Il est temps de bouter les armes nucléaires hors d'Europe. Pour son 60e anniversaire, l'Otan doit comprendre l'inutilité des armes nucléaires pour nous comme pour l'Alliance. Conçues pour la guerre froide, les armes nucléaires sont pires que déplacées dans l'actuel environnement de sécurité. Même chez les militaires, de telles armes sont de plus en plus perçues comme obsolètes, militairement inappropriées et engloutissant des ressources réclamées par l'armée pour la guerre conventionnelle.

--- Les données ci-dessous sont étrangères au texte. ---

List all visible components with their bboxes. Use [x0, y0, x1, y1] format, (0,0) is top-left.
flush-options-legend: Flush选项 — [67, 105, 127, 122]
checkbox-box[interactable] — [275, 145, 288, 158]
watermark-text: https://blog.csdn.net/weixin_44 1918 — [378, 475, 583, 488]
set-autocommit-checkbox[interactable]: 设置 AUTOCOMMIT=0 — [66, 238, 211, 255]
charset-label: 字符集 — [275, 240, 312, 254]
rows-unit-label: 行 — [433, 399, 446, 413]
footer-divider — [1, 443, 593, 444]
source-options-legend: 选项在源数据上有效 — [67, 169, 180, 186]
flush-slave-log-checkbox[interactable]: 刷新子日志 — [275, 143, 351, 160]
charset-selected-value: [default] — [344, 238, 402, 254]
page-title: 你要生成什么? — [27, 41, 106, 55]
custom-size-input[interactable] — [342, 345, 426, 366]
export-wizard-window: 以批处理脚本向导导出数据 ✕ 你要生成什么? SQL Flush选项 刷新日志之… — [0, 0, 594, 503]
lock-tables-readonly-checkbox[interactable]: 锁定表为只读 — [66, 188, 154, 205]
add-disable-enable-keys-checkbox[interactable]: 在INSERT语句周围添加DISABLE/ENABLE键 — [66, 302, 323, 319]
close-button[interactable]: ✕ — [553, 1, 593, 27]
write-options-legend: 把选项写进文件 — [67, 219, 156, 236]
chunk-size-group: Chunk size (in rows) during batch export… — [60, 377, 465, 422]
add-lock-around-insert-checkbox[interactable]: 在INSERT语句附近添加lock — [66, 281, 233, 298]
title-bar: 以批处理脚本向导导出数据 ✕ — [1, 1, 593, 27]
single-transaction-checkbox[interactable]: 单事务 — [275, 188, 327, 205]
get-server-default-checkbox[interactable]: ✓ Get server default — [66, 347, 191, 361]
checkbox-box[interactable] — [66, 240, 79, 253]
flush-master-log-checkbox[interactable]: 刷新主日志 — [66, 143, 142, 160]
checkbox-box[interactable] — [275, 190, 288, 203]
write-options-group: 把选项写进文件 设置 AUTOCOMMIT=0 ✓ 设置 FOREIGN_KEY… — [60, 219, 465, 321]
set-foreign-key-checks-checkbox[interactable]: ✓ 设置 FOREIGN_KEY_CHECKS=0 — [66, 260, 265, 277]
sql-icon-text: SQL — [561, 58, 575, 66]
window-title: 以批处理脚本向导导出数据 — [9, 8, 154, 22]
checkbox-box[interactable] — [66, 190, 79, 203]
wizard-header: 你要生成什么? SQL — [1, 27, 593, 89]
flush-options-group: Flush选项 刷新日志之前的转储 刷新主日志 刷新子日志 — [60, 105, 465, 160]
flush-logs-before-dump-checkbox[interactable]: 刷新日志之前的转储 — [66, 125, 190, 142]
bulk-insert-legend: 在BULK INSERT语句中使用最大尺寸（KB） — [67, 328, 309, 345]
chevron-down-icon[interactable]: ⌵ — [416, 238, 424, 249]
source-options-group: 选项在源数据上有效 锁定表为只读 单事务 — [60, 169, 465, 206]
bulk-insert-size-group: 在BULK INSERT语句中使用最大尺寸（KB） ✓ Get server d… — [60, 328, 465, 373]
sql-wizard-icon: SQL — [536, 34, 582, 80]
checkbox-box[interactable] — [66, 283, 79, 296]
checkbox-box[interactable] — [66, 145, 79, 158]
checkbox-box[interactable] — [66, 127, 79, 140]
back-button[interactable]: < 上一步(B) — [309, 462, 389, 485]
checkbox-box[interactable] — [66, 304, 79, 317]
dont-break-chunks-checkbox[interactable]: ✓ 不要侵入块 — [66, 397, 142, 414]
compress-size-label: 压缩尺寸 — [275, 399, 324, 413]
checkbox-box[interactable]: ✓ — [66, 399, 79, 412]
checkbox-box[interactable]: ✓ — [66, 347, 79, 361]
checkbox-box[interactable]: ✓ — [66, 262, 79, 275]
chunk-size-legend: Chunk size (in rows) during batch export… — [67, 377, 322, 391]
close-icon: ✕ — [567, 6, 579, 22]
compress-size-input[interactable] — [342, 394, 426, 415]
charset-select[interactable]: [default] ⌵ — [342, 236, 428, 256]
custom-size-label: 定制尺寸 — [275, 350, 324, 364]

Même à l'apogée de la guerre froide, les seuls membres de l'Otan à posséder l'arme nucléaire étaient les États-Unis et le Royaume-Uni (avec un arsenal plus ou moins sous contrôle américain depuis 1958). En théorie les armes nucléaires britanniques comme les américaines font partie de l'arsenal nucléaire de l'Otan, mais pour ce qui est de leur déploiement, chaque État en assume le commandement (même si ce n'est pas vraiment le cas dans la pratique pour le Royaume-Uni). Si la France est membre de l'Otan, ses armes nucléaires en sont indépendantes.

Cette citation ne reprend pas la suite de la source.